Опыт восхождения к цельному знанию. Публикации разных лет - страница 38
Основой русской философии истории является саморазвивающаяся историческая идея, образующая своё тело – социально-экономическую реальность и свой дух, выявляемый в сфере символов – культуру. Это исторический идеализм, предельно сжато выраженный Вл. Соловьевым: «Идея нации есть не то, что она думает о себе во времени, но то, что Бог думает о ней в вечности». Это и есть развёртка христианской священной истории, обращённой к судьбе не только любой цивилизации, но и каждого человека в отдельности. Изначальный смысл «русской идеи» – воссоздание в общественном организме образа Св. Троицы – находится в лоне религии, определяемой отнюдь не по Фрейду и не по Фромму при всей популярности в мире их взглядов, но как телесно-духовная утверждённость человека в вечности.
Всякая новая трактовка «русской идеи» при самых благих намерениях её авторов манифестирует в действительности личину вместо лика, где истинно диалектическая связь между бытием и сознанием подменена одной из форм причинно-следственной, в основе своей вещественной связи. Справедливости ради следует отметить, что не только искажению, но и полному забвению преданы и иные исторические «идеи», хотя бы «американская». Пуритане – поселенцы Нового Света верили, что свобода лишь у Бога, они же свято следуют божественному предначертанию. В православии, которому Россия верна вот уже тысячу лет, сам образ Божий в человеке – его ум, его свобода. «У человека два крыла, чтобы возлетать к Богу – свобода и благодать», – говорит Максим Исповедник. Человек способен к сотворчеству с Богом – к синергии, в этом основа многовековой практики православного исихазма (священнобезмолвия). Если в протестантстве мир представляется мастерской, то в православии мир – это Храм. Оказывается, корни свободы, которую страстно призывает беречь Фихте, вовсе не в классовом сознании, а в религиозном.

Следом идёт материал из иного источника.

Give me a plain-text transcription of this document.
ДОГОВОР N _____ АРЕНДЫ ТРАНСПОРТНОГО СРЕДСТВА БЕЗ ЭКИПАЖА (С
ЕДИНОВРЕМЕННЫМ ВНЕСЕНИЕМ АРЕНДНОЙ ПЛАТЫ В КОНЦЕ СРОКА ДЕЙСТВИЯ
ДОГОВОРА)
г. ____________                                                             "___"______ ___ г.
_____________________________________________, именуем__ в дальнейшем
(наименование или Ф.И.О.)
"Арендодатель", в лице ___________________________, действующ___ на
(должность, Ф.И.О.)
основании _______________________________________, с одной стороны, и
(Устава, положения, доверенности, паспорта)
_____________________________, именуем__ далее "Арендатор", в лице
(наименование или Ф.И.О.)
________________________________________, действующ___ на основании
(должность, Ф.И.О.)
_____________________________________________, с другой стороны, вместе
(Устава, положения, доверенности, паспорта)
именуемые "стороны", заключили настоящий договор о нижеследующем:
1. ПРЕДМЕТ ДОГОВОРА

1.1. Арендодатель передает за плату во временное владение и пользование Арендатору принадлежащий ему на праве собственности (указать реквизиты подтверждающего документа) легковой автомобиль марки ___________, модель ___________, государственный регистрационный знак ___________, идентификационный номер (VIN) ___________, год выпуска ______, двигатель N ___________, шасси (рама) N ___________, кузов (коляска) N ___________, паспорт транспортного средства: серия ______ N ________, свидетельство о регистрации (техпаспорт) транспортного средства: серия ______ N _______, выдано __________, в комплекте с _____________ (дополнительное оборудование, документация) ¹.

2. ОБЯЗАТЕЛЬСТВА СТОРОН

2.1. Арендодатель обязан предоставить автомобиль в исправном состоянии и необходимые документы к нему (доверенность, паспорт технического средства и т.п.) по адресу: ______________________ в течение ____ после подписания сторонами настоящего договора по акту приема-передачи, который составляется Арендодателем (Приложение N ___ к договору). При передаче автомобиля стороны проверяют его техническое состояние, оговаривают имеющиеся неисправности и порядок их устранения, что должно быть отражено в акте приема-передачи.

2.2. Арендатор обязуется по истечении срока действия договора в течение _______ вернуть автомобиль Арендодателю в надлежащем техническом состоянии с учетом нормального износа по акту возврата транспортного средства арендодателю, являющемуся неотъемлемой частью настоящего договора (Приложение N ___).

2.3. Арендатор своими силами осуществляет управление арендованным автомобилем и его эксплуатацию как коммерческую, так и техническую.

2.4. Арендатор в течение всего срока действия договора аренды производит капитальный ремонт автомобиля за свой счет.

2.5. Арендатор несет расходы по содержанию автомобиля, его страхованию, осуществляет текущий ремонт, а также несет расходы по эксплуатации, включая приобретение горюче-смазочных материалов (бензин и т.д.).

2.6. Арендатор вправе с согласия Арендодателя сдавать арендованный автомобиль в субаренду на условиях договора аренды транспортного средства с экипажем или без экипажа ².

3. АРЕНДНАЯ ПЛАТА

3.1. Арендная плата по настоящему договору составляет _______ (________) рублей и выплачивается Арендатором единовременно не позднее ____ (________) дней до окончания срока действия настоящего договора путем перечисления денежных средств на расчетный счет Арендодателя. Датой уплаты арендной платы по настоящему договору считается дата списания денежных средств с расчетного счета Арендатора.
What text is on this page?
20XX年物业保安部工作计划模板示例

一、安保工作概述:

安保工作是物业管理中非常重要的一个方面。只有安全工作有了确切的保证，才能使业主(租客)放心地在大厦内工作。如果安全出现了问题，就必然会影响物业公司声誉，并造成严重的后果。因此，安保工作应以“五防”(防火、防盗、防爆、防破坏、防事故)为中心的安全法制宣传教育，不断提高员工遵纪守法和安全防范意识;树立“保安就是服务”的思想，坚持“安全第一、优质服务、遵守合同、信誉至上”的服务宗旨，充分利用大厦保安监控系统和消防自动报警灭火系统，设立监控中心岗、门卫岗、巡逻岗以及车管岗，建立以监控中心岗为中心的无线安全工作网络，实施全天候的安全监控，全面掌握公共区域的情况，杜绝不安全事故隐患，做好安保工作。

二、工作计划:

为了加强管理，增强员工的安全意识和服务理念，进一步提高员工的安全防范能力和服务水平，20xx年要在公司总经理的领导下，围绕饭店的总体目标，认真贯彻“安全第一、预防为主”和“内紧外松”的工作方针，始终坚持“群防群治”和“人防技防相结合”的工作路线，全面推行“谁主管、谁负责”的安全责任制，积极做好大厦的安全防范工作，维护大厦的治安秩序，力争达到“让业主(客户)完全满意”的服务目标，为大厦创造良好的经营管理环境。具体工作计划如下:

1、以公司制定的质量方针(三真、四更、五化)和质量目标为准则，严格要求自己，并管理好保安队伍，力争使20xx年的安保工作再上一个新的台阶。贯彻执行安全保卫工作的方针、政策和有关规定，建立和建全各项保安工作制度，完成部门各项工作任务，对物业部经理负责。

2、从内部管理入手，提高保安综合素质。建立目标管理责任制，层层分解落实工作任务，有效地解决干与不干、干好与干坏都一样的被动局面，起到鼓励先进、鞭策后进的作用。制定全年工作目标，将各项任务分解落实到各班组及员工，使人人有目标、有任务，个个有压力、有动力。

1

Краеугольным камнем научного познания (и это особенно выделялось в советской науке) являлось его полное отмежевание от религиозного чувствования, от веры. И это несмотря на то, что начальные посылки, постулаты, рабочие гипотезы, носящие явно субъективный характер как в естественных, так и в общественных науках, расцветали подлинно религиозным мифом, превращались в догматы, находя опору в слепой вере. Современная мировая наука, некогда выросшая из пеленок протестантского просвещения, не настолько ортодоксальна, чтобы не сохранить симбиоз с религией в сфере этики, нравственных начал, онтологии. В советской науке подобная ниша начисто отсутствовала: основы научного коммунизма полностью отвергали саму возможность такого «противозаконного» дуализма. Господство в течение долгих десятилетий однозначно и догматически трактуемой философии истории произвело труднообратимый сдвиг в общественном сознании, исказило истинный смысл исторического процесса как саморазвития исторической идеи.
В пустыне познания
Осознáет ли общество, и как скоро, что от саморазвития исторической идеи никуда не спрячешься? Претендующие ныне на власть над умами деятели даже не подозревают, что религиозные мифы правдивее и грандиознее самых заманчивых социальных утопий, потому что символически выражают эту идею. Действуя слепо, она пробивает путь сквозь множество иллюзий, разрушая по пути выглядящие неприступными, а на поверку оказавшиеся воздушными замки.
Обществу необходимо прозреть, но существующее положение не внушает оптимизма. Исторический идеализм, блестяще раскрытый работами Бердяева, и в особенности Лосева, пока не стал достоянием широкой общественности, упрятан за семью печатями от сферы образования.